1st-order laboratory parameters-obligatory laboratory tests.

  • Small blood count [leukocytes (white blood cells) ↑]
  • Inflammatory parameters – CRP (C-reactive protein) or ESR (erythrocyte sedimentation rate) [CRP ↑ or ESR ↑]
  • Creatinine phosphokinase (CK), especially the isoenzyme MB (CK-MB), lactate dehydrogenase (LDH) – as specific markers of cardiac ischemia.
  • Highly sensitive cardiac troponin T (hs-cTnT) or troponin I (hs-cTnI) – in suspected myocardial infarction (heart attack).

Laboratory parameters 2nd order – depending on the results of the history, physical examination and the obligatory laboratory parameters – for differential diagnostic clarification.

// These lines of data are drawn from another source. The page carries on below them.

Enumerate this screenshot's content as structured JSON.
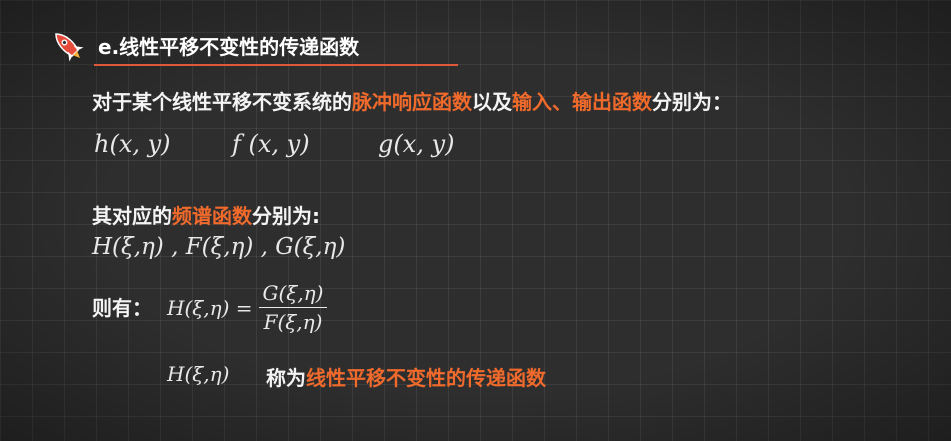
{
  "heading": "e.线性平移不变性的传递函数",
  "line1": {
    "a": "对于某个线性平移不变系统的",
    "b": "脉冲响应函数",
    "c": "以及",
    "d": "输入、输出函数",
    "e": "分别为："
  },
  "functions": [
    "h(x, y)",
    "f (x, y)",
    "g(x, y)"
  ],
  "line2": {
    "a": "其对应的",
    "b": "频谱函数",
    "c": "分别为:"
  },
  "spectra": "H(ξ,η) , F(ξ,η) ,  G(ξ,η)",
  "then_label": "则有：",
  "equation": {
    "lhs": "H(ξ,η) =",
    "numerator": "G(ξ,η)",
    "denominator": "F(ξ,η)"
  },
  "last": {
    "symbol": "H(ξ,η)",
    "a": "称为",
    "b": "线性平移不变性的传递函数"
  },
  "colors": {
    "accent": "#f06a2c",
    "underline": "#e0583a",
    "background": "#2e2e2e"
  },
  "icon": "rocket-icon"
}
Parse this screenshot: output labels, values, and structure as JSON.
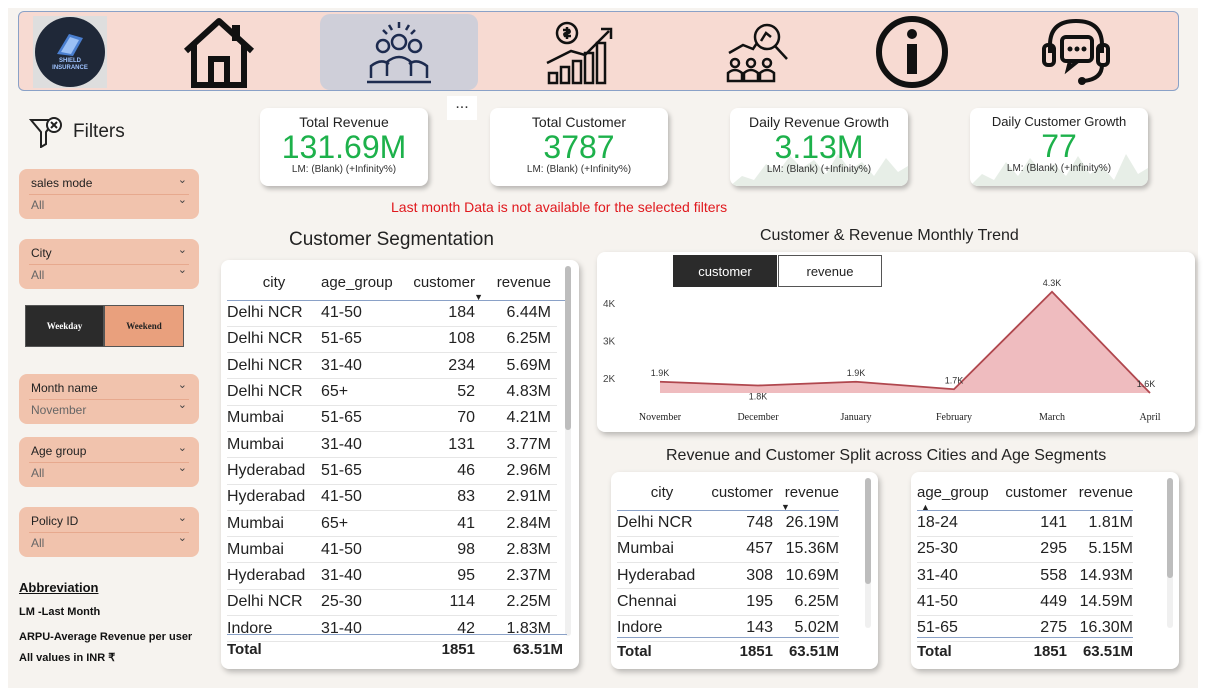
{
  "nav": {
    "logo_line1": "SHIELD",
    "logo_line2": "INSURANCE",
    "items": [
      "home",
      "customers",
      "revenue-growth",
      "analysis",
      "info",
      "support"
    ]
  },
  "filters": {
    "title": "Filters",
    "slicers": [
      {
        "label": "sales mode",
        "value": "All"
      },
      {
        "label": "City",
        "value": "All"
      },
      {
        "label": "Month name",
        "value": "November"
      },
      {
        "label": "Age group",
        "value": "All"
      },
      {
        "label": "Policy ID",
        "value": "All"
      }
    ],
    "weekday": "Weekday",
    "weekend": "Weekend"
  },
  "abbreviation": {
    "title": "Abbreviation",
    "lines": [
      "LM -Last Month",
      "ARPU-Average Revenue per user",
      "All values in INR ₹"
    ]
  },
  "kpis": [
    {
      "title": "Total Revenue",
      "value": "131.69M",
      "sub": "LM: (Blank) (+Infinity%)"
    },
    {
      "title": "Total Customer",
      "value": "3787",
      "sub": "LM: (Blank) (+Infinity%)"
    },
    {
      "title": "Daily Revenue Growth",
      "value": "3.13M",
      "sub": "LM: (Blank) (+Infinity%)"
    },
    {
      "title": "Daily Customer Growth",
      "value": "77",
      "sub": "LM: (Blank) (+Infinity%)"
    }
  ],
  "more_icon": "...",
  "warning": "Last month Data is not available for the selected filters",
  "segmentation": {
    "title": "Customer Segmentation",
    "columns": [
      "city",
      "age_group",
      "customer",
      "revenue"
    ],
    "rows": [
      [
        "Delhi NCR",
        "41-50",
        "184",
        "6.44M"
      ],
      [
        "Delhi NCR",
        "51-65",
        "108",
        "6.25M"
      ],
      [
        "Delhi NCR",
        "31-40",
        "234",
        "5.69M"
      ],
      [
        "Delhi NCR",
        "65+",
        "52",
        "4.83M"
      ],
      [
        "Mumbai",
        "51-65",
        "70",
        "4.21M"
      ],
      [
        "Mumbai",
        "31-40",
        "131",
        "3.77M"
      ],
      [
        "Hyderabad",
        "51-65",
        "46",
        "2.96M"
      ],
      [
        "Hyderabad",
        "41-50",
        "83",
        "2.91M"
      ],
      [
        "Mumbai",
        "65+",
        "41",
        "2.84M"
      ],
      [
        "Mumbai",
        "41-50",
        "98",
        "2.83M"
      ],
      [
        "Hyderabad",
        "31-40",
        "95",
        "2.37M"
      ],
      [
        "Delhi NCR",
        "25-30",
        "114",
        "2.25M"
      ],
      [
        "Indore",
        "31-40",
        "42",
        "1.83M"
      ]
    ],
    "total": [
      "Total",
      "",
      "1851",
      "63.51M"
    ]
  },
  "trend": {
    "title": "Customer & Revenue Monthly Trend",
    "toggle_customer": "customer",
    "toggle_revenue": "revenue"
  },
  "chart_data": {
    "type": "area",
    "x": [
      "November",
      "December",
      "January",
      "February",
      "March",
      "April"
    ],
    "series": [
      {
        "values": [
          1900,
          1800,
          1900,
          1700,
          4300,
          1600
        ]
      }
    ],
    "data_labels": [
      "1.9K",
      "1.8K",
      "1.9K",
      "1.7K",
      "4.3K",
      "1.6K"
    ],
    "yticks": [
      "2K",
      "3K",
      "4K"
    ],
    "ylim": [
      1600,
      4400
    ],
    "grid": false,
    "color": "#e9a6aa"
  },
  "split": {
    "title": "Revenue and Customer Split across Cities and Age Segments",
    "city_table": {
      "columns": [
        "city",
        "customer",
        "revenue"
      ],
      "rows": [
        [
          "Delhi NCR",
          "748",
          "26.19M"
        ],
        [
          "Mumbai",
          "457",
          "15.36M"
        ],
        [
          "Hyderabad",
          "308",
          "10.69M"
        ],
        [
          "Chennai",
          "195",
          "6.25M"
        ],
        [
          "Indore",
          "143",
          "5.02M"
        ]
      ],
      "total": [
        "Total",
        "1851",
        "63.51M"
      ]
    },
    "age_table": {
      "columns": [
        "age_group",
        "customer",
        "revenue"
      ],
      "rows": [
        [
          "18-24",
          "141",
          "1.81M"
        ],
        [
          "25-30",
          "295",
          "5.15M"
        ],
        [
          "31-40",
          "558",
          "14.93M"
        ],
        [
          "41-50",
          "449",
          "14.59M"
        ],
        [
          "51-65",
          "275",
          "16.30M"
        ]
      ],
      "total": [
        "Total",
        "1851",
        "63.51M"
      ]
    }
  },
  "colors": {
    "accent_green": "#1db14b",
    "warning_red": "#e0181d",
    "slicer_bg": "#f1c3ad",
    "nav_bg": "#f7dad2"
  }
}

  • Anti-smooth muscle/cardiac tissue antibodies – for suspected Dressler syndrome (synonyms: postmyocardial infarction syndrome, postcardiotomy syndrome): several weeks (1-6 weeks) after a myocardial infarction (heart attack) or An injury to the myocardium (heart muscle) occurring pericarditis (pericarditis) and / or pleurisy (pleurisy) as a late immunological reaction at the pericardium (heart bag) after the formation of heart muscle antibodies (HMA).
  • Virological examination – if viral infection is suspected.
  • Bacteriological examination – if bacterial infection is suspected.
  • Mycological examination – if mycotic infection is suspected.
  • Specific antibodies (see, for example, in collagenoses, ankylosing spondylitis, rheumatoid arthritis) – if autoimmune diseases are suspected.
  • Thyroid parameters – TSH, fT3, fT4 – if hypothyroidism (underactive thyroid) is suspected.